Pero son casos y épocas diferentes, sin duda. Allí donde Bronson –con su aspecto de jinete mongol recién bajado de las estepas– cultivaba una personalidad tan recia como distante, Statham en cambio se ha venido preocupando siempre por ofrecer un costado “cool”, herencia sin duda de sus épocas de modelo publicitario, que le valieron sus primeros personajes en cine. Es el caso de este nuevo “mecánico”, el eufemismo bajo el cual se esconde un sofisticado asesino profesional, especialista en “arreglar” de manera definitiva aquello que no tiene otro arreglo posible.
El killer Arthur Bishop vive recluido en una casa que parece salida de la imaginación de Le Corbusier si hubiera trabajado en los bayou de Louisiana. Detrás de sus generosos ventanales abiertos a la luz verdosa de los pantanos, esa guarida hi-tech reúne no sólo todos las armas y artilugios necesarios para su oficio sino también unos costosos productos vintage en los que Bishop invierte su tiempo libre: por caso, un Jaguar rojo modelo ’63 y un tocadiscos con amplificador a válvulas en el que escucha un único, repetido vinilo, con el delicado trío Opus 100 de Schubert, como si con esa música pudiera apaciguar a la fiera que lleva dentro.
El asunto es que cuando no anda jugando con sus chiches, Bishop cumple con sus contratos, de la manera más discreta posible. “Los mejores trabajos son aquellos que no se notan”, dice después de haber mandado al otro mundo a un jefe narco sin que nadie de su numerosa custodia se entere siquiera de que fue asesinado. Su empleador es un viejo zorro en silla de ruedas (Donald Sutherland), que sabe que Bishop es el mejor en lo suyo, a diferencia de su hijo (Ben Foster), a quien considera “una constante decepción”. Pero las vueltas de la vida –y de la muerte– harán que el hijo carnal y el putativo terminen trabajando juntos, inmersos en una telaraña de traiciones en la que ellos mismos se convierten en blancos móviles.

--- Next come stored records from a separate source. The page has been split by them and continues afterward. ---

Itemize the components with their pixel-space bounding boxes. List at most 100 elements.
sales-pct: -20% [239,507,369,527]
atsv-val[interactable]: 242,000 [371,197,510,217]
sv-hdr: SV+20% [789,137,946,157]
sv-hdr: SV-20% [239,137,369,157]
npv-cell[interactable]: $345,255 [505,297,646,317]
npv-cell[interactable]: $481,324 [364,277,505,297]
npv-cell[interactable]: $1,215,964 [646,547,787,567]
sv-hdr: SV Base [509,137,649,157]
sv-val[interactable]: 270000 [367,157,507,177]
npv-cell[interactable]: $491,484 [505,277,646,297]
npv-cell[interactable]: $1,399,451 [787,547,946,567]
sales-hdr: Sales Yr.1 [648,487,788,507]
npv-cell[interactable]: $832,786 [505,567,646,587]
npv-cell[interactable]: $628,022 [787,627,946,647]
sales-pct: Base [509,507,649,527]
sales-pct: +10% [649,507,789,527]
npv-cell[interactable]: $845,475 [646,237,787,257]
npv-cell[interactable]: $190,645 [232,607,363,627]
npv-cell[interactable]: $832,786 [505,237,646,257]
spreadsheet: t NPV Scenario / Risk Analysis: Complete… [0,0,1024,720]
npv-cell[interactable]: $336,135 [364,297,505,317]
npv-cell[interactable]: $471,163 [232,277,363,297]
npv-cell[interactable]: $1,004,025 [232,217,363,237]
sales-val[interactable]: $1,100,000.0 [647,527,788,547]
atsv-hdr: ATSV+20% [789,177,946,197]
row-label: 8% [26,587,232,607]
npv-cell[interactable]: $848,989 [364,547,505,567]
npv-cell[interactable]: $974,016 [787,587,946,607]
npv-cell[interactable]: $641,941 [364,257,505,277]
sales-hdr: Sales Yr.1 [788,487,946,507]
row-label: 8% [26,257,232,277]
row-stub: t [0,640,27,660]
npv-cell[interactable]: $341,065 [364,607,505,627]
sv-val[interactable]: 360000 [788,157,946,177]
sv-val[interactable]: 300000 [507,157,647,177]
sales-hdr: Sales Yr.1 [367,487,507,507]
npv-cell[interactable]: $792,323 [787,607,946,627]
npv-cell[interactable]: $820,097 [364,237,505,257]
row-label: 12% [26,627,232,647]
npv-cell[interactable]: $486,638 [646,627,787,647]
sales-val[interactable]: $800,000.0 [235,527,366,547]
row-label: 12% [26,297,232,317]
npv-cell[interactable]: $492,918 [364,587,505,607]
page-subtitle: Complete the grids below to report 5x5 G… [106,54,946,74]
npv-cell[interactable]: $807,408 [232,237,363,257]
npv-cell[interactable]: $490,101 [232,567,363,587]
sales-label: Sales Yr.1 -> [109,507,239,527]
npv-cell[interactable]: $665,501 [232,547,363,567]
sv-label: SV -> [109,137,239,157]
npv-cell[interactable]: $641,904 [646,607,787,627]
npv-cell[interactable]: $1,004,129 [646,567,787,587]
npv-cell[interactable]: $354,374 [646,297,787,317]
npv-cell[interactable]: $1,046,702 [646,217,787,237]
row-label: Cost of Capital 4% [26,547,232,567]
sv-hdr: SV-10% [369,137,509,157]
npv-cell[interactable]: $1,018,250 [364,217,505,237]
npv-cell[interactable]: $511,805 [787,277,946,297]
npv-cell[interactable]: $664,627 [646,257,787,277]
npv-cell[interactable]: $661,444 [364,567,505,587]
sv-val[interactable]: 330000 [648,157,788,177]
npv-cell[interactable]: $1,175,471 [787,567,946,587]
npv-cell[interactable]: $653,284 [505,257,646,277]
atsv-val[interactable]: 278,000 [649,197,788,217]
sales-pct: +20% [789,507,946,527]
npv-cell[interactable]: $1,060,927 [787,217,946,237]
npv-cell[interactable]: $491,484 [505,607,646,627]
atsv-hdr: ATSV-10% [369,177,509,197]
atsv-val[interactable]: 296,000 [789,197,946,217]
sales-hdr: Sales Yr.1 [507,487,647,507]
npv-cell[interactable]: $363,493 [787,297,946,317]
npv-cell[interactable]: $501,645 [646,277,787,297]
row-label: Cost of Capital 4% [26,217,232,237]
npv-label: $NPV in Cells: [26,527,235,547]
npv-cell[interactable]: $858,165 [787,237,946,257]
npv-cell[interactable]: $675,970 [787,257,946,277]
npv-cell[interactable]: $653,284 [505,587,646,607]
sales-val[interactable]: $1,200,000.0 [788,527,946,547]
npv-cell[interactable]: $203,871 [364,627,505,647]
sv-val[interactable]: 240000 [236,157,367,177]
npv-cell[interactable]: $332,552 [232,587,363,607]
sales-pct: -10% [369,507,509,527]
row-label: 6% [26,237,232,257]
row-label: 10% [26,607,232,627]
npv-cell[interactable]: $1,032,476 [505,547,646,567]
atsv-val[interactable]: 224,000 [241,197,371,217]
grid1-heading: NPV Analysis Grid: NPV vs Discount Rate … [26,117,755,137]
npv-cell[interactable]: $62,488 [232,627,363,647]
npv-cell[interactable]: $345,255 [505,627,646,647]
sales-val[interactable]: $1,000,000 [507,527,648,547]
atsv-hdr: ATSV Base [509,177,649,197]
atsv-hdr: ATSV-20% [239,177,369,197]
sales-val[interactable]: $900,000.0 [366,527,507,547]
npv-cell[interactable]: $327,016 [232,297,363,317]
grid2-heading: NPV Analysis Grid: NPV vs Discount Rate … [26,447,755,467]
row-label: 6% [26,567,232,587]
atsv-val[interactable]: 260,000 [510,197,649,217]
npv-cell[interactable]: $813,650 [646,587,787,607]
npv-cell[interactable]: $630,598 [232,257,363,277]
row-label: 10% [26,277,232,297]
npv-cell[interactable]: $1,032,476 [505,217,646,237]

En contra de esa discreción y elegancia de la de que el film y su protagonista alardean en las primeras escenas, cada una de las siguientes se convierte en un festival del destrozo, como elefante en un bazar. Desde el killer rival (significativamente gay) que uno de ellos despacha trabajosamente en una sangrienta pelea cuerpo a cuerpo hasta el rompecoches y tiroteo final, pasando por el asesinato del líder de una secta religiosa que casi provoca el derrumbe de un hotel, todo en El mecánico parece –como decía el Bardo– un cuento lleno de sonido y de furia que no significa nada. El director Simon West filma todo con la estética de un corto publicitario y sus montajistas editan el material como si lo hicieran en una multi-procesadora, a ver quién corta más chiquito cada plano, como recomendaba Doña Petrona, a la manera Juliana. ¿Qué espectador entonces podría preocuparse por los problemas de conciencia y lealtad que acosan al “mecánico”? Ni siquiera él mismo parece tomárselos demasiado en serio.